I first tried to include all hetatms as '.' with the unspecified
residues past the end of the protein (aa 348) replaced with '-'.
You have a typo here - 'structureY' should be 'structureX'. But you are
asking Modeller to read residues 1:A through 977:A, so it'll read all of
the A chain, then all of the B chain (since it hasn't reached 977:A
yet), then all the HETATM residues until it gets to 977:A (a bunch of
NAG, HG, and ZN residues).
It results in this error:
_modeller.ModellerError: read_te_290E> Number of residues in the
alignment and pdb files are different: 347 650 For
alignment entry: 1 B._taurus
Remember, Modeller needs to match the alignment sequence against the PDB
sequence.
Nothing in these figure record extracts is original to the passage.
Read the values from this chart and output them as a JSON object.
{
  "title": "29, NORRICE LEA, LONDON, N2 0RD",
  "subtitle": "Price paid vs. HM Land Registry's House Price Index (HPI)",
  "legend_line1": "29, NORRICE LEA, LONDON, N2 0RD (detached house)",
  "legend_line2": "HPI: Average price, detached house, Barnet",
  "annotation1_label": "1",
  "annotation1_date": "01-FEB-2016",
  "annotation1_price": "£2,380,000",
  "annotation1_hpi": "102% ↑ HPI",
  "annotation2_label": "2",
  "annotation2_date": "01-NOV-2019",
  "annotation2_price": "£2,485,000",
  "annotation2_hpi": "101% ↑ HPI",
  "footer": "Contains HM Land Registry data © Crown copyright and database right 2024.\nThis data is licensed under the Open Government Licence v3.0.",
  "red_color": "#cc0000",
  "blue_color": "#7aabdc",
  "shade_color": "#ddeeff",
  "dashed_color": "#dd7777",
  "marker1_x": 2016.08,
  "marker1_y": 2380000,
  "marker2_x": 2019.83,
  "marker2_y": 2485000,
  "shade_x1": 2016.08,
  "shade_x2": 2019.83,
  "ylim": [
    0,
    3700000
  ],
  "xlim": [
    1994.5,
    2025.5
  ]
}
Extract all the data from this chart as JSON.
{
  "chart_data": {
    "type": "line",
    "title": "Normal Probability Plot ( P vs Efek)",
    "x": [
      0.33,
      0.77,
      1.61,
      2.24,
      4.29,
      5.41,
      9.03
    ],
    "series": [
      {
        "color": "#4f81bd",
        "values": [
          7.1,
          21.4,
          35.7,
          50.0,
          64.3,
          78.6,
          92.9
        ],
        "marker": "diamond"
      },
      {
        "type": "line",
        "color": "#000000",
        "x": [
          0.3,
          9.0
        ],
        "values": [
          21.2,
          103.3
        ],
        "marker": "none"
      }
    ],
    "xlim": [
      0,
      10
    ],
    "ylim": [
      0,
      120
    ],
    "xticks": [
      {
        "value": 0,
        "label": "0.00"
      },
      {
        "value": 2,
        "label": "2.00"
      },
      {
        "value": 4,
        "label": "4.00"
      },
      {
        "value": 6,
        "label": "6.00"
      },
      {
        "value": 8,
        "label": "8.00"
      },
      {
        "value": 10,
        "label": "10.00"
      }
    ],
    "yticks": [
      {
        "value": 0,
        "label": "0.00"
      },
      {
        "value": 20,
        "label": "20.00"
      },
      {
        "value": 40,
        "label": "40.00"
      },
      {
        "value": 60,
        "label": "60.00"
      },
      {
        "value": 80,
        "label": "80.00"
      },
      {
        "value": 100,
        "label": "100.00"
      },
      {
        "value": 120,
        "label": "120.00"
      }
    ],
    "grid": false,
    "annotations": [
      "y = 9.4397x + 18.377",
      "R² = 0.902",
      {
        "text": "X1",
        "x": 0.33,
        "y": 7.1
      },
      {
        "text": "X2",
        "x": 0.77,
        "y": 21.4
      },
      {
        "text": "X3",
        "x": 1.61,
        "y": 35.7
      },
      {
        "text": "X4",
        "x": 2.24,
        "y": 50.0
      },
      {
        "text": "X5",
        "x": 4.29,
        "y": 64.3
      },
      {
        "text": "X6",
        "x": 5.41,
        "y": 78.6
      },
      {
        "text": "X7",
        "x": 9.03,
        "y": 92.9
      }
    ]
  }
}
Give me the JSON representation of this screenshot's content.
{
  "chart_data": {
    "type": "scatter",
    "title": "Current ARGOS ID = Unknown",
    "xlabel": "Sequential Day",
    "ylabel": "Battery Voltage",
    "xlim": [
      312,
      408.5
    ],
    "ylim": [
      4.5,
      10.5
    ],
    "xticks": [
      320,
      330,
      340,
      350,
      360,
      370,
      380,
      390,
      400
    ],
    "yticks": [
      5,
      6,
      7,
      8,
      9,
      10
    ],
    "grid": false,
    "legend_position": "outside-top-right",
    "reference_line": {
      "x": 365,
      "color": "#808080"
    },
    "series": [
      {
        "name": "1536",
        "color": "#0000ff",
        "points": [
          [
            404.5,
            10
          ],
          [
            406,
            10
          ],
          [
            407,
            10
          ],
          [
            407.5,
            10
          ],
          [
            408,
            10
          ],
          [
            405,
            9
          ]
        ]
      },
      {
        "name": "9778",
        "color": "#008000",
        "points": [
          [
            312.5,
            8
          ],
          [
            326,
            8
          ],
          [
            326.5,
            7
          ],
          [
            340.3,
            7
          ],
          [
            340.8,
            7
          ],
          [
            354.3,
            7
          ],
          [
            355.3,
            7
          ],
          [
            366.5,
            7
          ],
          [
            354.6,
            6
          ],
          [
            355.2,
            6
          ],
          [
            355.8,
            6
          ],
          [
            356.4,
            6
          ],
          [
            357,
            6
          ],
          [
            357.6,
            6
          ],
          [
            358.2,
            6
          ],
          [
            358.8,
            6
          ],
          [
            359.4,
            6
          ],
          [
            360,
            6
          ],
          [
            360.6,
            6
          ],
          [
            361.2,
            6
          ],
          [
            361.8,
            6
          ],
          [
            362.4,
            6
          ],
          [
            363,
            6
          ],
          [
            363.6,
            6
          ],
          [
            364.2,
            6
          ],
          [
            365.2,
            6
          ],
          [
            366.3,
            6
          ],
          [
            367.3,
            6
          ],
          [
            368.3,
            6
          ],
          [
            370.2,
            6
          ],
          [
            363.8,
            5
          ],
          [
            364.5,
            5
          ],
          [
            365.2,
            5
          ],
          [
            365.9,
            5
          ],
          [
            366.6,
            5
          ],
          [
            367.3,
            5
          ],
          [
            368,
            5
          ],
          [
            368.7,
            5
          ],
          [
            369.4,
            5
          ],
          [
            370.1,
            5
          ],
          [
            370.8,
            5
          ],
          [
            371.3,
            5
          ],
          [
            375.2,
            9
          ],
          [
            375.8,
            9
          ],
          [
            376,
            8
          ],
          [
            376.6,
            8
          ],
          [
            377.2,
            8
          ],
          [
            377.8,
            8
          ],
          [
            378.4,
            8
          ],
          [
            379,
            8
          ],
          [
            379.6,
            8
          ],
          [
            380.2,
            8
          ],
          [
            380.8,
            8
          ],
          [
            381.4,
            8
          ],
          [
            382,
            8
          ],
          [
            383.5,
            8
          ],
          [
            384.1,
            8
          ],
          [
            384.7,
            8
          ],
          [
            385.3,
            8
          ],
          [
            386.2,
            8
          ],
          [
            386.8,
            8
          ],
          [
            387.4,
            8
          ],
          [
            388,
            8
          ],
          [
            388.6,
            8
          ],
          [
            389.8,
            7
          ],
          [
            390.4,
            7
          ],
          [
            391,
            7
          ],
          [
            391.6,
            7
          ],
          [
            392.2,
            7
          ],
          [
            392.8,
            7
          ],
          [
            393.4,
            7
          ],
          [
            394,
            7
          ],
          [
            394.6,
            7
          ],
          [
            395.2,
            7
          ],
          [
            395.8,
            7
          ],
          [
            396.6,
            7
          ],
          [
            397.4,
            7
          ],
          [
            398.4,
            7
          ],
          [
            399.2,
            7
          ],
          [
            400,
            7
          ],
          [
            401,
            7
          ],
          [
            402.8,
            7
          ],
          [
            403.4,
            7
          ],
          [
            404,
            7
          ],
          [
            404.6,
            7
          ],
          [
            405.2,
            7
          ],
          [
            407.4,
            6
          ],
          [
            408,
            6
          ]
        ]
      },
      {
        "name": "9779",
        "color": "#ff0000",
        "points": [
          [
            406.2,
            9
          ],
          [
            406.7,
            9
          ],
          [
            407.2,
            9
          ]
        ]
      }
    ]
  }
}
So you need the full sequence of the B chain in your B._taurus
alignment entry - you can't have any "unspecified residues". (So your
solution above is close, but you need the gaps in the target sequence,
not the template structure.)
Alternatively, you can edit the PDB file in a text editor and make a
modified PDB file that only contains the residues you're interested in,
if you don't want to specify the whole B sequence in your alignment.
The problem in that thread is different - they had the wrong ending
residue number in their alignment file header, so Modeller simply
stopped reading the PDB file before it reached the ligands.